Nearly one in three American adults suffers from some form of arthritis. For a variety of reasons, from aging to injury, cartilage erodes, causing painful, swollen joints. To relieve the pain, each year some 800,000 joint replacement surgeries are performed. An artificial mechanical joint is grafted into bone, most commonly replacing the hip, knee or shoulder joint.
The problem is the surgical solution doesn’t last. Younger patients often have to have it done over when the initial replacement wears out.
If Diane Wagner has her way, however, one day your own fat may help repair those aching joints for good. The Notre Dame assistant professor of aerospace and mechanical engineering is attempting to make integrated bone and cartilage from adult stem cells derived from fat.
The adult stem cells Wagner employs have the ability to develop into cartilage, bone, muscle, fat or tendons. Embryonic stem cells can develop into any cell in the body.
Adult stem cells from fat have several advantages over others, Wagner explains. Unlike embryonic stem cells, their use is universally regarded as moral. Also, acquiring them is less painful and invasive than those from bone marrow.
“They’re easier to get because they’re just below the skin, and, for better or worse, there’s usually more volume available,” Wagner says with a smile.
Using a single growth medium, chemicals that “tell” the stem cells how to develop, the ND mechanical engineer has successfully grown both bone and cartilage. Her approach is unique because traditionally different media have been used to develop different tissues.

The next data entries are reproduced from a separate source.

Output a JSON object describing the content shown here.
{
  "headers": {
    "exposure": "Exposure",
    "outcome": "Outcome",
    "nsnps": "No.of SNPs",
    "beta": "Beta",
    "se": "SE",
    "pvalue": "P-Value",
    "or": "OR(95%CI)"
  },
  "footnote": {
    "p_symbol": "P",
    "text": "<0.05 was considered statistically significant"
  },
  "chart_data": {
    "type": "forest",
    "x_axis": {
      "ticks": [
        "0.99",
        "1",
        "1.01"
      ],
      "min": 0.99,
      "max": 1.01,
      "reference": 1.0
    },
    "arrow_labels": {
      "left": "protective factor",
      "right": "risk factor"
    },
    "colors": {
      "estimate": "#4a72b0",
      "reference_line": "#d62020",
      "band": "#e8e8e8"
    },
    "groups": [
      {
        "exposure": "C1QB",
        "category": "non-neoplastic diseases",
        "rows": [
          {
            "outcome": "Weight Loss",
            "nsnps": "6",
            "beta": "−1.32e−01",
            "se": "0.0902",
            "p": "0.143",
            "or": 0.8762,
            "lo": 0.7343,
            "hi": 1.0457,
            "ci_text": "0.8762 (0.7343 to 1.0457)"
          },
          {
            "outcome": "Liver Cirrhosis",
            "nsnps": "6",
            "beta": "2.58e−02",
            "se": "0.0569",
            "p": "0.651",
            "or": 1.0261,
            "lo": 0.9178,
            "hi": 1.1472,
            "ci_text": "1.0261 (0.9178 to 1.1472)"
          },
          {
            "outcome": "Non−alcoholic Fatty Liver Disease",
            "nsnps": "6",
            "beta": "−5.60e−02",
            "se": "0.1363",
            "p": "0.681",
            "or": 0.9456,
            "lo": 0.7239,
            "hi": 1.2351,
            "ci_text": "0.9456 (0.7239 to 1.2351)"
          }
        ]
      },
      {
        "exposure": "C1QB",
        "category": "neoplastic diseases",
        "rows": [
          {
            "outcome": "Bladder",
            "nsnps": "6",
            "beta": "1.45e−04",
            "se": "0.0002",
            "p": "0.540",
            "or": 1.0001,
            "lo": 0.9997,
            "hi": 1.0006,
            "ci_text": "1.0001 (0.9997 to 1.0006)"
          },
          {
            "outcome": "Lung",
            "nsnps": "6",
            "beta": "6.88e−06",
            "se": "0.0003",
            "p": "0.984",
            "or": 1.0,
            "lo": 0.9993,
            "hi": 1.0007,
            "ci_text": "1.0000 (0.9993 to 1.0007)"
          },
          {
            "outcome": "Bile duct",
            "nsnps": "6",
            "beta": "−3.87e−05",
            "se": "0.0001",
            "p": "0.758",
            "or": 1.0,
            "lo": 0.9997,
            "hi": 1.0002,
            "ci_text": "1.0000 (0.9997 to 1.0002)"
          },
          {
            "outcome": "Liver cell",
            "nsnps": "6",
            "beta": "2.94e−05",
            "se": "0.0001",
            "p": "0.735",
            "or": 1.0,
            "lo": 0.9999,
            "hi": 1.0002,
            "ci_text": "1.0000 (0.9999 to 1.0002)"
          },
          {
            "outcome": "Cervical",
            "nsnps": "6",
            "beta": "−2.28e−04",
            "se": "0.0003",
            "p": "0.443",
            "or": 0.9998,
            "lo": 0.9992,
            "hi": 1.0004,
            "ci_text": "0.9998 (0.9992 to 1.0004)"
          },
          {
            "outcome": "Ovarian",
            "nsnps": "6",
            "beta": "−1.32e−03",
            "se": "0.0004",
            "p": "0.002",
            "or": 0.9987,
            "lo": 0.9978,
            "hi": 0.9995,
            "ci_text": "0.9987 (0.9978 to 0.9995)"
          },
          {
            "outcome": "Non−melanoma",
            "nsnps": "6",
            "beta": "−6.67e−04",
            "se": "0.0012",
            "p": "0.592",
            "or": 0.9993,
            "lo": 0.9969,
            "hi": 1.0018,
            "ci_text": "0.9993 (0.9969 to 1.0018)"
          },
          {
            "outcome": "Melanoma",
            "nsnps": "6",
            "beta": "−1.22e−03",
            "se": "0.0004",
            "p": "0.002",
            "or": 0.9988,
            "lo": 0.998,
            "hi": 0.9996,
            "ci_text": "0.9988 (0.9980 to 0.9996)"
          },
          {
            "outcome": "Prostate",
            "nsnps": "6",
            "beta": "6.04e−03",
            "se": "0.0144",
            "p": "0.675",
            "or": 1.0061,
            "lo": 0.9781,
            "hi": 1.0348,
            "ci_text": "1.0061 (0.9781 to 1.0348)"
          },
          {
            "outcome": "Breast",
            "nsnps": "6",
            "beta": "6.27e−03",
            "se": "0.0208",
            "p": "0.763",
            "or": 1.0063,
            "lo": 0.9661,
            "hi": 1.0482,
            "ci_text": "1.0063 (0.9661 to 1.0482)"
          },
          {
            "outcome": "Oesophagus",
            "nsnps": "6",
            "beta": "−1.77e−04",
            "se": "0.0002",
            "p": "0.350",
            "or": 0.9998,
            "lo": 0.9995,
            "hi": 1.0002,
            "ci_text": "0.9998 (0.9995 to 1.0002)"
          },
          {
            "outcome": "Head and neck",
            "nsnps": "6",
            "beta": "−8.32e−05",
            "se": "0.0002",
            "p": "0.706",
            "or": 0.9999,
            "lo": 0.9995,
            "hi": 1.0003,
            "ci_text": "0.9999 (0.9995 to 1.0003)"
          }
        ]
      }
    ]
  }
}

“We’re using the same chemicals for both, just in different ways,” Wagner says. For bone, the stem cells are cultured in one layer on the bottom of a petri dish. For cartilage, the cells and medium are placed in a centrifuge and whipped around until they become a pellet. In the process, the cells attach to one another and develop into cartilage.
Wagner hypothesizes that different types of attachment trigger different responses in the stem cells. In turn, the varied responses initiate differing chemical chain reactions that lead to different development. “We think that’s at least part of what’s going on,” she says.
John Monczunski is an associate editor of Notre Dame Magazine.